Former Australia wicketkeeper said that Swepson needs to trust his stock ball more, like Lyon trusts his, and the rest will come.
“I just want him to trust his leg spinner. We’ve seen when he’s bowling his best here he’s trusted his leg-spinner,” Haddin said in commentary.
“(It’s when) he tried to turn it hard and he’s got natural drift. The wicket will give natural variation, he doesn’t need to over-complicate it.”
LYON COULD BE UNSTOPPABLE IN THESE CONDITIONS
It took only one ball to see what Lyon could do in Sri Lanka this tour.
The ball gripped, ripped and took off on a length to not only beat the bat, but bamboozle wicketkeeper Alex Carey, who was struck on the helmet.
By the end of the innings, Lyon was leaving the field in Galle holding the ball aloft to the crowd having taken 5-90 from his 25 overs.
It was the perfect start to the series which follows a lacklustre 2016 tour in which he was comprehensively outperformed by his opposite number, Rangana Herath, and Australia lost 3-0.
After that series, Lyon spoke with Herath who shared a piece of wisdom Lyon hasn’t forgotten.
“I said, ‘What do you do that I don’t do?’ And he said, ‘I know that if I put the ball in one spot, you blokes will stuff up’. Those were his exact words,” Lyon told cricket.com.au.
And so Lyon, as often as possible, put the ball in one spot on Wednesday and reaped the rewards.
The pitch was turning straight away, while the amount of overspin Lyon can generate ensured the odd delivery would take off.
The doubt that that possibility created naturally made the ball that went on a big threat, too.
Simply put, on a pitch with natural variable bounce, Lyon never looked far away from a wicket.
Sure enough, Lyon took the 20th five-wicket haul of his Test career, and signalled his intent for a big series.
DON’T TAKE YOUR EYE OFF THE QUICKS
All the talk is rightly about the spinners, but Pat Cummins and Mitchell Starc shouldn’t be completely ignored.
After all, Mitchell Starc was top Australia’s wicket-taker in that 2016 series, and by some margin.

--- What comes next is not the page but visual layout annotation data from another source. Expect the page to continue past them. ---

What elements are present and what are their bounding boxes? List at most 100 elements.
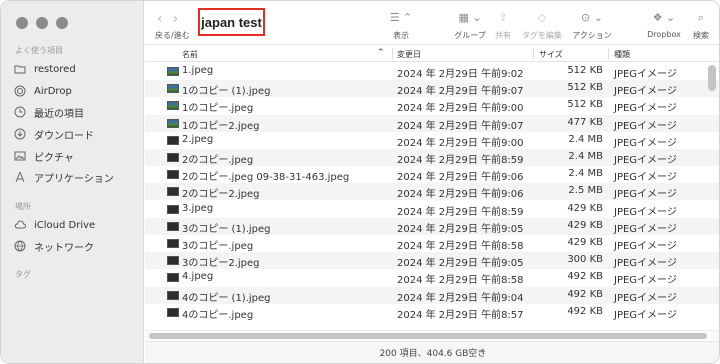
dropbox-label: Dropbox <box>647 30 681 39</box>
image-thumbnail-icon <box>167 118 179 128</box>
sidebar-item-icloud-drive[interactable]: iCloud Drive <box>14 217 95 233</box>
file-date: 2024 年 2月29日 午前9:05 <box>397 223 524 235</box>
sidebar-item-airdrop[interactable]: AirDrop <box>14 83 72 99</box>
sidebar-item-pictures[interactable]: ピクチャ <box>14 148 74 164</box>
dropbox-button[interactable]: ❖ ⌄ Dropbox <box>645 11 683 39</box>
file-date: 2024 年 2月29日 午前9:00 <box>397 103 524 115</box>
column-date[interactable]: 変更日 <box>397 49 421 60</box>
file-kind: JPEGイメージ <box>614 309 677 321</box>
file-size: 512 KB <box>567 82 603 94</box>
table-row[interactable]: 1のコピー.jpeg 2024 年 2月29日 午前9:00 512 KB JPEGイ… <box>145 97 719 115</box>
file-kind: JPEGイメージ <box>614 275 677 287</box>
file-kind: JPEGイメージ <box>614 223 677 235</box>
tag-icon: ◇ <box>537 11 547 24</box>
file-name: 1.jpeg <box>182 65 214 76</box>
file-size: 300 KB <box>567 254 603 266</box>
folder-title-highlight: japan test <box>198 8 265 36</box>
share-icon: ⇪ <box>498 11 508 24</box>
table-row[interactable]: 4のコピー.jpeg 2024 年 2月29日 午前8:57 492 KB JPEGイ… <box>145 304 719 321</box>
sidebar-item-label: ネットワーク <box>34 242 94 254</box>
image-thumbnail-icon <box>167 307 179 317</box>
more-actions-icon: ⊙ ⌄ <box>581 11 603 24</box>
file-size: 429 KB <box>567 219 603 231</box>
action-label: アクション <box>572 31 612 40</box>
edit-tags-label: タグを編集 <box>522 31 562 40</box>
horizontal-scrollbar[interactable] <box>149 333 707 339</box>
column-divider[interactable] <box>392 48 393 59</box>
column-kind[interactable]: 種類 <box>614 49 630 60</box>
image-thumbnail-icon <box>167 256 179 266</box>
table-row[interactable]: 2.jpeg 2024 年 2月29日 午前9:00 2.4 MB JPEGイメージ <box>145 132 719 149</box>
sidebar-item-applications[interactable]: アプリケーション <box>14 169 114 185</box>
image-thumbnail-icon <box>167 221 179 231</box>
back-icon[interactable]: ‹ <box>157 12 163 26</box>
table-row[interactable]: 3.jpeg 2024 年 2月29日 午前8:59 429 KB JPEGイメージ <box>145 201 719 218</box>
file-kind: JPEGイメージ <box>614 172 677 184</box>
file-size: 492 KB <box>567 305 603 317</box>
file-size: 492 KB <box>567 288 603 300</box>
file-name: 3のコピー2.jpeg <box>182 258 260 270</box>
sidebar-item-restored[interactable]: restored <box>14 61 76 77</box>
file-size: 492 KB <box>567 271 603 283</box>
view-button[interactable]: ☰ ⌃ 表示 <box>389 11 413 41</box>
forward-icon[interactable]: › <box>173 12 179 26</box>
back-forward-controls: ‹ › <box>157 12 178 26</box>
close-window-button[interactable] <box>16 17 28 29</box>
file-size: 2.5 MB <box>568 185 603 197</box>
vertical-scrollbar[interactable] <box>708 65 716 91</box>
clock-icon <box>14 106 26 118</box>
table-row[interactable]: 2のコピー.jpeg 09-38-31-463.jpeg 2024 年 2月29日… <box>145 166 719 184</box>
table-row[interactable]: 3のコピー2.jpeg 2024 年 2月29日 午前9:05 300 KB JPEG… <box>145 252 719 270</box>
file-date: 2024 年 2月29日 午前8:57 <box>397 309 524 321</box>
column-size[interactable]: サイズ <box>539 49 563 60</box>
table-row[interactable]: 1のコピー2.jpeg 2024 年 2月29日 午前9:07 477 KB JPEG… <box>145 114 719 132</box>
table-row[interactable]: 3のコピー.jpeg 2024 年 2月29日 午前8:58 429 KB JPEGイ… <box>145 235 719 252</box>
column-divider[interactable] <box>608 48 609 59</box>
table-row[interactable]: 1のコピー (1).jpeg 2024 年 2月29日 午前9:07 512 KB J… <box>145 80 719 98</box>
table-row[interactable]: 3のコピー (1).jpeg 2024 年 2月29日 午前9:05 429 KB J… <box>145 217 719 235</box>
image-thumbnail-icon <box>167 67 179 76</box>
file-size: 477 KB <box>567 116 603 128</box>
sidebar-item-downloads[interactable]: ダウンロード <box>14 126 94 142</box>
file-date: 2024 年 2月29日 午前8:59 <box>397 155 524 166</box>
file-name: 2のコピー.jpeg <box>182 155 254 166</box>
file-kind: JPEGイメージ <box>614 206 677 218</box>
search-label: 検索 <box>693 31 709 40</box>
file-name: 2.jpeg <box>182 133 214 145</box>
finder-window: よく使う項目 restored AirDrop 最近の項目 ダウンロード ピクチ… <box>0 0 720 364</box>
edit-tags-button[interactable]: ◇ タグを編集 <box>521 11 563 41</box>
column-header: 名前 ⌃ 変更日 サイズ 種類 <box>145 45 719 62</box>
file-size: 512 KB <box>567 99 603 111</box>
column-name[interactable]: 名前 <box>182 49 198 60</box>
airdrop-icon <box>14 85 26 97</box>
folder-icon <box>14 65 26 74</box>
column-divider[interactable] <box>533 48 534 59</box>
file-kind: JPEGイメージ <box>614 189 677 201</box>
folder-title: japan test <box>201 14 262 30</box>
table-row[interactable]: 2のコピー.jpeg 2024 年 2月29日 午前8:59 2.4 MB JPEGイ… <box>145 149 719 166</box>
table-row[interactable]: 4.jpeg 2024 年 2月29日 午前8:58 492 KB JPEGイメージ <box>145 269 719 287</box>
file-size: 2.4 MB <box>568 133 603 145</box>
sidebar-item-network[interactable]: ネットワーク <box>14 238 94 254</box>
file-size: 429 KB <box>567 202 603 214</box>
image-thumbnail-icon <box>167 290 179 300</box>
share-button[interactable]: ⇪ 共有 <box>493 11 513 41</box>
group-button[interactable]: ▦ ⌄ グループ <box>451 11 489 41</box>
group-label: グループ <box>454 31 486 40</box>
zoom-window-button[interactable] <box>56 17 68 29</box>
table-row[interactable]: 1.jpeg 2024 年 2月29日 午前9:02 512 KB JPEGイメージ <box>145 63 719 80</box>
file-date: 2024 年 2月29日 午前9:04 <box>397 292 524 304</box>
image-thumbnail-icon <box>167 153 179 162</box>
sidebar-item-recents[interactable]: 最近の項目 <box>14 104 84 120</box>
file-kind: JPEGイメージ <box>614 103 677 115</box>
file-date: 2024 年 2月29日 午前8:58 <box>397 241 524 252</box>
sort-chevron-up-icon[interactable]: ⌃ <box>377 48 385 58</box>
table-row[interactable]: 2のコピー2.jpeg 2024 年 2月29日 午前9:06 2.5 MB JPEG… <box>145 183 719 201</box>
table-row[interactable]: 4のコピー (1).jpeg 2024 年 2月29日 午前9:04 492 KB J… <box>145 286 719 304</box>
minimize-window-button[interactable] <box>36 17 48 29</box>
search-button[interactable]: ⌕ 検索 <box>691 11 711 41</box>
action-button[interactable]: ⊙ ⌄ アクション <box>571 11 613 41</box>
file-list: 1.jpeg 2024 年 2月29日 午前9:02 512 KB JPEGイメージ 1… <box>145 63 719 331</box>
favorites-section-label: よく使う項目 <box>15 46 63 55</box>
image-thumbnail-icon <box>167 187 179 197</box>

Both have big roles to play in this series — and both played them well on day one of the first Test.
Cummins and Starc hardly put a foot wrong inside the first 90 minutes of play when they bowled the vast majority of their overs.
The ball wasn’t seaming or swinging a mile but they still made inroads with their early assault to allow Lyon and Swepson to go to work on the middle and lower orders.
Starc’s speed was up, and his radar, which can sometimes waver, was on. He was rewarded when Kusal Mendis played a loose shot to the first ball of his second spell.
Cummins, meanwhile, was up to his usual tricks as he hit the right areas to eventually draw a false stroke from an uneasy Pathum Nissanka.
Lyon and Swepson will likely dominate proceedings again in the second innings, but the Sri Lankans would do well to not take their eye off Cummins or Starc who could still make a big impact of their own.
BIGGEST TEST YET OF KHAWAJA’S RESURGENCE
Usman Khawaja might have reinvented himself in Asia after two great tours against Pakistan, but this is shaping as a different beast.
Khawaja notably struggled in Asia in the early stages of his career with an average of just 14.62 on the continent after his first give Tests, which came between 2011 and 2017.
Since 2018, his average, after reaching stumps unbeaten on 47 on Wednesday, was a sky-high 128.66.
That number was largely boosted from trips to the UAE and Pakistan where tracks, particularly at the latter, were docile.
The size of the task in Sri Lanka, however, is far greater.
That much became clear in Khawaja’s 86 balls in the final session as he survived a number of close calls amid Sri Lanka’s spin onslaught.
He was given out LBW early but had his dismissal overturned by DRS. Khawaja also should have been stumped on 36 but Niroshan Dickwella missed the opportunity.
Khawaja then survived a strong appeal for a catch down leg side with DRS once again coming up in his favour.
Whatever happens from here likely won’t be pretty, as it hasn’t been so far, while it’s sure to put Khawaja’s improvements against spin to the ultimate test.
WARNER AND LABUSCHAGNE WORRY GROWS
This was not the start that David Warner nor Marnus Labuschagne needed.
Neither are under Test selection pressure, but their form in the game’s longest format will not go unnoticed.
Both would feel like they missed out in a batter’s paradise in Pakistan earlier this year where Labuschagne averaged 34.00 and Warner 33.80.
That feeling would have grown for the pair on Wednesday, which provided a brutal reminder that runs will be far harder to come by in Sri Lanka.
The wickets tumbled in quick fashion and both Warner and Labuschagne perished against Sri Lanka’s spin.
Warner could consider himself a little unlucky. Ramesh Mendis looked to bowl a stock ball but it skidded on to go past Warner’s front-foot defence and have him trapped in front for 25.
Labuschagne’s dismissal was less understandable. He played a loose reverse sweep against Mendis straight to the fielder at point.
Now Warner averages just 26.85 in seven innings in Sri Lanka, while his Test average in Asia is 34.30.
Meanwhile, Labuschagne averages just 26.40 in 10 innings in Asia.
Since making 90 in the first Test against Pakistan in Rawalpindi, he has scores of 0, 44, 0, 36 and now 13.
What will concern Australia further is that his dip in form stretches across all formats in 2022.
This year, he averages 26.05 in all formats and has only made two half centuries in 19 knocks.